Leslie Darmofal ('16-'17)Page address: http://ahn.mnsu.edu/nursing/institute/fellows/darmofal.html
Psychological Distress: Transitioning Patients from Survivorship to New Normal
The continuity of care support for patients and their families during cancer recovery is a population health issue. Greater numbers of people are living as cancer survivors, and may need different types of support and services than are offered for patients newly diagnosed with cancer. The purpose of this research is to see what types of psychological distress occur longitudinally in cancer survivorship and facilitate better communication between patient and provider. This research may allow stronger advocacy for long-term support and services in cancer survivorship.
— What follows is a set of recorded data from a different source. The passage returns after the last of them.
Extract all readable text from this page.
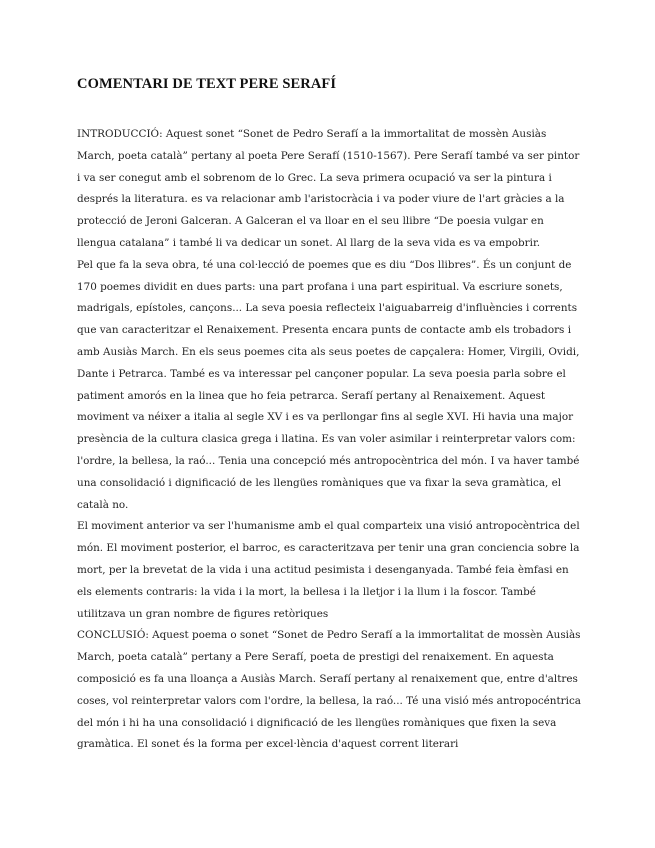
COMENTARI DE TEXT PERE SERAFÍ

INTRODUCCIÓ: Aquest sonet “Sonet de Pedro Serafí a la immortalitat de mossèn Ausiàs March, poeta català” pertany al poeta Pere Serafí (1510-1567). Pere Serafí també va ser pintor i va ser conegut amb el sobrenom de lo Grec. La seva primera ocupació va ser la pintura i després la literatura. es va relacionar amb l'aristocràcia i va poder viure de l'art gràcies a la protecció de Jeroni Galceran. A Galceran el va lloar en el seu llibre “De poesia vulgar en llengua catalana” i també li va dedicar un sonet. Al llarg de la seva vida es va empobrir.

Pel que fa la seva obra, té una col·lecció de poemes que es diu “Dos llibres”. És un conjunt de 170 poemes dividit en dues parts: una part profana i una part espiritual. Va escriure sonets, madrigals, epístoles, cançons... La seva poesia reflecteix l'aiguabarreig d'influències i corrents que van caracteritzar el Renaixement. Presenta encara punts de contacte amb els trobadors i amb Ausiàs March. En els seus poemes cita als seus poetes de capçalera: Homer, Virgili, Ovidi, Dante i Petrarca. També es va interessar pel cançoner popular. La seva poesia parla sobre el patiment amorós en la linea que ho feia petrarca. Serafí pertany al Renaixement. Aquest moviment va néixer a italia al segle XV i es va perllongar fins al segle XVI. Hi havia una major presència de la cultura clasica grega i llatina. Es van voler asimilar i reinterpretar valors com: l'ordre, la bellesa, la raó... Tenia una concepció més antropocèntrica del món. I va haver també una consolidació i dignificació de les llengües romàniques que va fixar la seva gramàtica, el català no.

El moviment anterior va ser l'humanisme amb el qual comparteix una visió antropocèntrica del món. El moviment posterior, el barroc, es caracteritzava per tenir una gran conciencia sobre la mort, per la brevetat de la vida i una actitud pesimista i desenganyada. També feia èmfasi en els elements contraris: la vida i la mort, la bellesa i la lletjor i la llum i la foscor. També utilitzava un gran nombre de figures retòriques

CONCLUSIÓ: Aquest poema o sonet “Sonet de Pedro Serafí a la immortalitat de mossèn Ausiàs March, poeta català” pertany a Pere Serafí, poeta de prestigi del renaixement. En aquesta composició es fa una lloança a Ausiàs March. Serafí pertany al renaixement que, entre d'altres coses, vol reinterpretar valors com l'ordre, la bellesa, la raó... Té una visió més antropocéntrica del món i hi ha una consolidació i dignificació de les llengües romàniques que fixen la seva gramàtica. El sonet és la forma per excel·lència d'aquest corrent literari
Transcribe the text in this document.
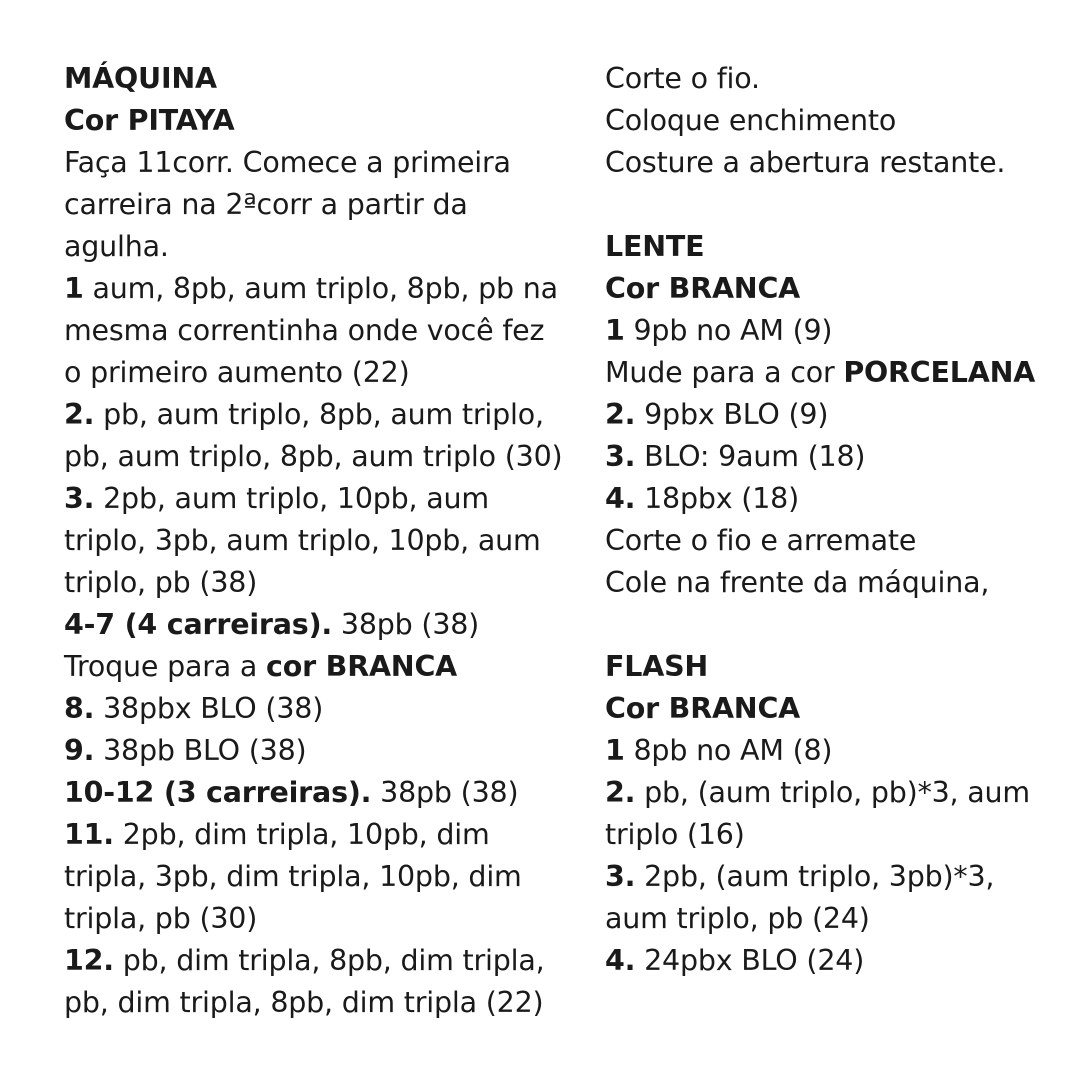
MÁQUINA
Cor PITAYA
Faça 11corr. Comece a primeira
carreira na 2ªcorr a partir da
agulha.
1 aum, 8pb, aum triplo, 8pb, pb na
mesma correntinha onde você fez
o primeiro aumento (22)
2. pb, aum triplo, 8pb, aum triplo,
pb, aum triplo, 8pb, aum triplo (30)
3. 2pb, aum triplo, 10pb, aum
triplo, 3pb, aum triplo, 10pb, aum
triplo, pb (38)
4-7 (4 carreiras). 38pb (38)
Troque para a cor BRANCA
8. 38pbx BLO (38)
9. 38pb BLO (38)
10-12 (3 carreiras). 38pb (38)
11. 2pb, dim tripla, 10pb, dim
tripla, 3pb, dim tripla, 10pb, dim
tripla, pb (30)
12. pb, dim tripla, 8pb, dim tripla,
pb, dim tripla, 8pb, dim tripla (22)
Corte o fio.
Coloque enchimento
Costure a abertura restante.
LENTE
Cor BRANCA
1 9pb no AM (9)
Mude para a cor PORCELANA
2. 9pbx BLO (9)
3. BLO: 9aum (18)
4. 18pbx (18)
Corte o fio e arremate
Cole na frente da máquina,
FLASH
Cor BRANCA
1 8pb no AM (8)
2. pb, (aum triplo, pb)*3, aum
triplo (16)
3. 2pb, (aum triplo, 3pb)*3,
aum triplo, pb (24)
4. 24pbx BLO (24)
The Psychological Distress Thermometer (National Comprehensive Cancer Network), was a key instrument to assist in gauging patient’s perception of psychological distress at the time of their provider appointment. Patients with a prior cancer diagnosis were asked to participate and gauge their level of psychological distress by filling out the psychological distress tool and demographic information related to their cancer, and handing it to their provider. The use of cluster sampling statistics to analyze how patients perceived their coping and distress may give understanding of links between types of survivorship support needed for specific cancers at intervals over time. This research allowed nurses and providers to better understand what types of distress cancer survivors are experiencing longitudinally, and facilitate advocacy.